BTMI!’s music is the nagging voice in the back of your head that just won’t allow you to forget your hangups and have a good time. People relate to Rosenstock and there is a slew of YouTube fan videos from around the world to prove it.
“I’m just like ‘holy shit, I can return the favor!’” Rosenstock tells me. “Because growing up, if I didn’t have Operation Ivy records, I would have gone completely insane. At the same time, it’s interesting because the songs I write go into a lot of stuff in my life but that doesn’t necessarily mean I’m good at talking about it. When people come up to me at shows I’m just like ‘okay, uh, cool!’”

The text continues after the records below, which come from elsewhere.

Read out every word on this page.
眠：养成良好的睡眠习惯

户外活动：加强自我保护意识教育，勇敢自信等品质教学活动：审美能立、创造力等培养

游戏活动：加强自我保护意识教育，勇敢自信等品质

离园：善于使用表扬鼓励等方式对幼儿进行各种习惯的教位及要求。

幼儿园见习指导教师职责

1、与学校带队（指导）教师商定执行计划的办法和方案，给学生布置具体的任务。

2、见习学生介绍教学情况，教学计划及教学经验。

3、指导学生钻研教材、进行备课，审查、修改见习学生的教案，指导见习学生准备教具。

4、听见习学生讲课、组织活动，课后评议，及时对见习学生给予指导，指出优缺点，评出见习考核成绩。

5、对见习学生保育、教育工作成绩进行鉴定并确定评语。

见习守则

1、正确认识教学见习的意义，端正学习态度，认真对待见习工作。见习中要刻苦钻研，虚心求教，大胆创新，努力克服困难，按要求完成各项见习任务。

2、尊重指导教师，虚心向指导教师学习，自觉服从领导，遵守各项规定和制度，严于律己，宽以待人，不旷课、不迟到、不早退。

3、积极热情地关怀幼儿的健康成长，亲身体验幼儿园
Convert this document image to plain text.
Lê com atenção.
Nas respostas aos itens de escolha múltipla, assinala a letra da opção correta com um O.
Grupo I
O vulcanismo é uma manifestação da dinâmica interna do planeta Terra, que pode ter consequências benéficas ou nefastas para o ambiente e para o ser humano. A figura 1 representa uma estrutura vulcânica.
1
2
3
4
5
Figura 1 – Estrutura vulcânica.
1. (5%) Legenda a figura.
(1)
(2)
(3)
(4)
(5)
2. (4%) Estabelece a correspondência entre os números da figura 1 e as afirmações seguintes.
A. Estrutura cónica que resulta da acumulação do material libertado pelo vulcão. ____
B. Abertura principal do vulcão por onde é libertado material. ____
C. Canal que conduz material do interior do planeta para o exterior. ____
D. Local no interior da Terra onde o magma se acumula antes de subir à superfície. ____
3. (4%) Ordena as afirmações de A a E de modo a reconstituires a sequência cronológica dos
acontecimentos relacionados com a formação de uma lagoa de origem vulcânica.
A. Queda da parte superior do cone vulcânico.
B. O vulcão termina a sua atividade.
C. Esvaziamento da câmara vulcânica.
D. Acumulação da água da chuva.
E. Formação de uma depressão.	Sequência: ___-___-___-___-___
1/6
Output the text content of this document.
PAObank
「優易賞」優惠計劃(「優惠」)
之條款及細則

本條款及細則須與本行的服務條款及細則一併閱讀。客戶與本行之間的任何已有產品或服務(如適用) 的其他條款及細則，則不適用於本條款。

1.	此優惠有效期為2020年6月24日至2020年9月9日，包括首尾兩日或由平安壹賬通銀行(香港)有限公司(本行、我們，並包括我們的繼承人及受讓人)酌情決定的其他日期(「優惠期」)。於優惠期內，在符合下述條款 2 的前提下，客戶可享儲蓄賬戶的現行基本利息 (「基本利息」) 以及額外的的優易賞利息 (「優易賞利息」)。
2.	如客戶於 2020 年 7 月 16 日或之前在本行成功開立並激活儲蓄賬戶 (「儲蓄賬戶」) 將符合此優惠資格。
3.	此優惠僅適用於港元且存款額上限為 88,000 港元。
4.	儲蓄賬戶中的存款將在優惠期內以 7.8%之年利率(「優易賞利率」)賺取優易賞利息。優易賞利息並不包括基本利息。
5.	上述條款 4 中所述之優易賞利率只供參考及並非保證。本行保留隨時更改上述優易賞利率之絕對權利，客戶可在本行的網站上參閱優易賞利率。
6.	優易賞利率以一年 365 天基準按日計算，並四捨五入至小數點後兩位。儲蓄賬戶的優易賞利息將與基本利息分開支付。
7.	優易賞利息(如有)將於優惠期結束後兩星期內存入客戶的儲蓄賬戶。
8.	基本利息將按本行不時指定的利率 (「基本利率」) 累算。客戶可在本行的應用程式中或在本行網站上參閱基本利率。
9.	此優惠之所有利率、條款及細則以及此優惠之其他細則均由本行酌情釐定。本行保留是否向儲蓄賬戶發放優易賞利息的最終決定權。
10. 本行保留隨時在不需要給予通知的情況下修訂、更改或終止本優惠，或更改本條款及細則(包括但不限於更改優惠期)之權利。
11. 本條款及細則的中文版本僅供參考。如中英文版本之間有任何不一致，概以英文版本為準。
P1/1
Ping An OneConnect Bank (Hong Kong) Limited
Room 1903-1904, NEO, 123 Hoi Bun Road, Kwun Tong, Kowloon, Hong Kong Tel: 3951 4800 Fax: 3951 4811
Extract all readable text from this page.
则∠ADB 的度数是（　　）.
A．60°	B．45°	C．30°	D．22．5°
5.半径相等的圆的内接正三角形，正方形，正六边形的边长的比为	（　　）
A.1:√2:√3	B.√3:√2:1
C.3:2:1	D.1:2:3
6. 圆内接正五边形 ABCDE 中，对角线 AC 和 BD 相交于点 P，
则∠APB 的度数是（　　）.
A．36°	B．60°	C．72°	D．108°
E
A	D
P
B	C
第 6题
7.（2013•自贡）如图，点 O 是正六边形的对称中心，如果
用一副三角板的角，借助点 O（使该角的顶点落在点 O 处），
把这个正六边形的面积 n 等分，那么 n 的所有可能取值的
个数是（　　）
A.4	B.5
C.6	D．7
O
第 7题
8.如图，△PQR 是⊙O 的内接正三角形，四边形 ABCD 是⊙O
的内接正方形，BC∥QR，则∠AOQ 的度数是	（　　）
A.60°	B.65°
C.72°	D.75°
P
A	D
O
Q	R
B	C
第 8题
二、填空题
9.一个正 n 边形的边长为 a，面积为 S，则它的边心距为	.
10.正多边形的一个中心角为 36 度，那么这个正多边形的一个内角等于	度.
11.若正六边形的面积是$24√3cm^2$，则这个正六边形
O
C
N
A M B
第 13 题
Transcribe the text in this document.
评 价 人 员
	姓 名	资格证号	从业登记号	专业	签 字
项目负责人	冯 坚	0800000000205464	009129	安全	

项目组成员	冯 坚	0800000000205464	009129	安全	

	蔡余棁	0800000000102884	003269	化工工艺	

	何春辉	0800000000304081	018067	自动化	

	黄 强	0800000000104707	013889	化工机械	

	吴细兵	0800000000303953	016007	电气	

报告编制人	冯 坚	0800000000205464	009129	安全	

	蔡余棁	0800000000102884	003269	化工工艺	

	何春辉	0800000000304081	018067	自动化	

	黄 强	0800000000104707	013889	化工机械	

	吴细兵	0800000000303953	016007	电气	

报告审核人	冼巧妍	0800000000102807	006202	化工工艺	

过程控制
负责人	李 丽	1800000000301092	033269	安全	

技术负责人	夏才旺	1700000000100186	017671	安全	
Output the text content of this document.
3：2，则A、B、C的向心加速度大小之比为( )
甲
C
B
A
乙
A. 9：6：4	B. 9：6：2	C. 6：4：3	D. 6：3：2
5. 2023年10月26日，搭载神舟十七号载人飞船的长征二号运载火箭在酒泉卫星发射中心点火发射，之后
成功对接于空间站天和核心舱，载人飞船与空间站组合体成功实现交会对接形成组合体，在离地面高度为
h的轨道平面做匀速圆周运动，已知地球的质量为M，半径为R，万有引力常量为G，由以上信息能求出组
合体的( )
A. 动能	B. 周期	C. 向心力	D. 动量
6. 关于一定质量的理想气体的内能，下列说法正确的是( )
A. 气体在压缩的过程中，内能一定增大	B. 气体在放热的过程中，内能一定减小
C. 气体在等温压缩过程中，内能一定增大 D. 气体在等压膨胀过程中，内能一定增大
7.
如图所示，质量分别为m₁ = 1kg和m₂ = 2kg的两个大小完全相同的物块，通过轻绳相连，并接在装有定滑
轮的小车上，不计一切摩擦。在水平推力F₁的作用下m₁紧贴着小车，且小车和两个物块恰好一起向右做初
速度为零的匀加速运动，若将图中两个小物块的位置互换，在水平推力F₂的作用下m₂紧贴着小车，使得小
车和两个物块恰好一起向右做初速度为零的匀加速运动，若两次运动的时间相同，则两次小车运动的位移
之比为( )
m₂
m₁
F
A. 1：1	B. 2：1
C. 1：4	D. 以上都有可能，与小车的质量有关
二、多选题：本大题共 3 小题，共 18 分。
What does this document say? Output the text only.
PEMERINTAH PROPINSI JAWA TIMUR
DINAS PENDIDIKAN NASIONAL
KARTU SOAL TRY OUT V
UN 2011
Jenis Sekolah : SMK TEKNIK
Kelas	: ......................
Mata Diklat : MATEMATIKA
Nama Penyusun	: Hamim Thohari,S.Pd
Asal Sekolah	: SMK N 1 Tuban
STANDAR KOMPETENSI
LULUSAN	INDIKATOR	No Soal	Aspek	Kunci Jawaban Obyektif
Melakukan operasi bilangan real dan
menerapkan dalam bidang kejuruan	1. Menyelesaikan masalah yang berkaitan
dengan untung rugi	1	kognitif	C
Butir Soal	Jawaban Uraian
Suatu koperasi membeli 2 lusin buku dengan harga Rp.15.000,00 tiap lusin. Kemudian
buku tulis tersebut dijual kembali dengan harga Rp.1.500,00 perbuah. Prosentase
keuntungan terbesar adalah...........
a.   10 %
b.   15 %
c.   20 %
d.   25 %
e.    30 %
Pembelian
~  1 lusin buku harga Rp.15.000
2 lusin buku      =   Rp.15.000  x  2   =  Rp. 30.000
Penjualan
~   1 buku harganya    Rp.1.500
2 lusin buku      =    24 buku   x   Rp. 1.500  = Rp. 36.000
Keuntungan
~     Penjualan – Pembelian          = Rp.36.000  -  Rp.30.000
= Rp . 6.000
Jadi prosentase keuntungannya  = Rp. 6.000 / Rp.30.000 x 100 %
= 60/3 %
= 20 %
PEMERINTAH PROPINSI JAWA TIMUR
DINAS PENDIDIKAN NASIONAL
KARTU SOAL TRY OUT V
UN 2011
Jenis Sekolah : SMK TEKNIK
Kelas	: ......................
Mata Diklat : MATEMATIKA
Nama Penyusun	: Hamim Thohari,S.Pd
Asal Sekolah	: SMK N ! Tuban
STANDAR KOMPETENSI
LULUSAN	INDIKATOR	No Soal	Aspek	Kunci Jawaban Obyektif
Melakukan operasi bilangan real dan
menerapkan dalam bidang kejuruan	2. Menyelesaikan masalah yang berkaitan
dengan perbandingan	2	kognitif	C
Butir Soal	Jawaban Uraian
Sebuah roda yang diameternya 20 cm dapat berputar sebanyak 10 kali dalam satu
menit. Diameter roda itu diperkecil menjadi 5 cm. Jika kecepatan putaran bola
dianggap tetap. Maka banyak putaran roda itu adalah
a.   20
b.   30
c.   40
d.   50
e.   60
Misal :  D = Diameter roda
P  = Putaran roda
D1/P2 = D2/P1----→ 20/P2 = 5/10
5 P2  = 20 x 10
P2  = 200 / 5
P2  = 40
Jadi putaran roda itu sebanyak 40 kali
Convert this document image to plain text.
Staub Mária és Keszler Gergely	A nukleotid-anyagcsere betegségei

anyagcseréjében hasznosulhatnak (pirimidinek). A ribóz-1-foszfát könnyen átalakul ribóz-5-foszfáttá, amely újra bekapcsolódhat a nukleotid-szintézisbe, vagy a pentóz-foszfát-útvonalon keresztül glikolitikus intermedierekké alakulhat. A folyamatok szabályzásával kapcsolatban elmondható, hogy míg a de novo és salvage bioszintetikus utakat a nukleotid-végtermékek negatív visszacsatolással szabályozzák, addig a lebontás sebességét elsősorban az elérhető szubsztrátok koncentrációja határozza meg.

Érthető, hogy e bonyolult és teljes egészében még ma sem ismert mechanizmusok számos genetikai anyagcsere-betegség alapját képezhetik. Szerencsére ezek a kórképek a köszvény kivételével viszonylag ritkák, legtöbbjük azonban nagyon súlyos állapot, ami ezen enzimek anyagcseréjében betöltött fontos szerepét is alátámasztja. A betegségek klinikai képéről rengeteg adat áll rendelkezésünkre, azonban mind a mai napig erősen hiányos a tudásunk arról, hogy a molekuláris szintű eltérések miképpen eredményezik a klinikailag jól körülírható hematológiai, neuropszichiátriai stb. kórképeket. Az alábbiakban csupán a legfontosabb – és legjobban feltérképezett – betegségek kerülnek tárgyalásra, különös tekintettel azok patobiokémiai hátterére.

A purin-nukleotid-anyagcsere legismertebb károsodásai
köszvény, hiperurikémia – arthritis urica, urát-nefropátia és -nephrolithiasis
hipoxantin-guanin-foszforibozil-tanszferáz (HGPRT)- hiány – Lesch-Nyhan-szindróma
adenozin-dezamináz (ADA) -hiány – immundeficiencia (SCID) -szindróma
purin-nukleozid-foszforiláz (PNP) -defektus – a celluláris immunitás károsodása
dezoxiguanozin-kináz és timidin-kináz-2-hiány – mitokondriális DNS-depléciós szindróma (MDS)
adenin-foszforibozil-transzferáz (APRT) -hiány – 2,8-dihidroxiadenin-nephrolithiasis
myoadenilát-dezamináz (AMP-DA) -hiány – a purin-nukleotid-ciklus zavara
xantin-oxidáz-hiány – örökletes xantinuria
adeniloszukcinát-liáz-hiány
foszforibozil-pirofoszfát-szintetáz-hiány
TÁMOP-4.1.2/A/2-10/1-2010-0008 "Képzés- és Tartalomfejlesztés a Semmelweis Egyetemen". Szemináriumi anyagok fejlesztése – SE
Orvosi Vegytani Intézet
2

His albums are like an ongoing journal, which chronicles his journey from teenage singer in a regionally successful ska-punk band to doing dishes in a car during New York winters, and taunting slumlords. “I ain't giving you shit, I ain't paying my rent til I got hot water and my toilet's fixed. I don't care. Try to kick me out if you want to” he says in a track off 2010’s Adults!!!: Smart!!! Shithammered!!! and Excited By Nothing!!!!!!!
“Maybe I’m just not that good at writing about other people. Maybe I’m just too self-centered to figure that out, I don’t know” he says. “I get stressed out about just about everything, [writing songs] is a way to help me vent about all the little minutiae that gets to you in your day.”
He adds, “I end up writing songs about really specific stuff. [But right now] I have my home situation on lock. It took a while. I wouldn’t happily go back to living out of a van with my girlfriend and staying at people’s houses every night, getting dressed in a van and trying to somehow work up the courage to go into a job interview when you look like shit, feel like shit, and smell terrible.”
When I ask about the recent breakup of Bomb the Music Industry!, Jeff says that what started as a collective gained enough momentum and support that members became irreplaceable. “Bomb has always taken up all my energy and all my focus. So to have that be a once a year kind of thing [to accommodate irreplaceable members moving out-of-country] didn’t really feel right.”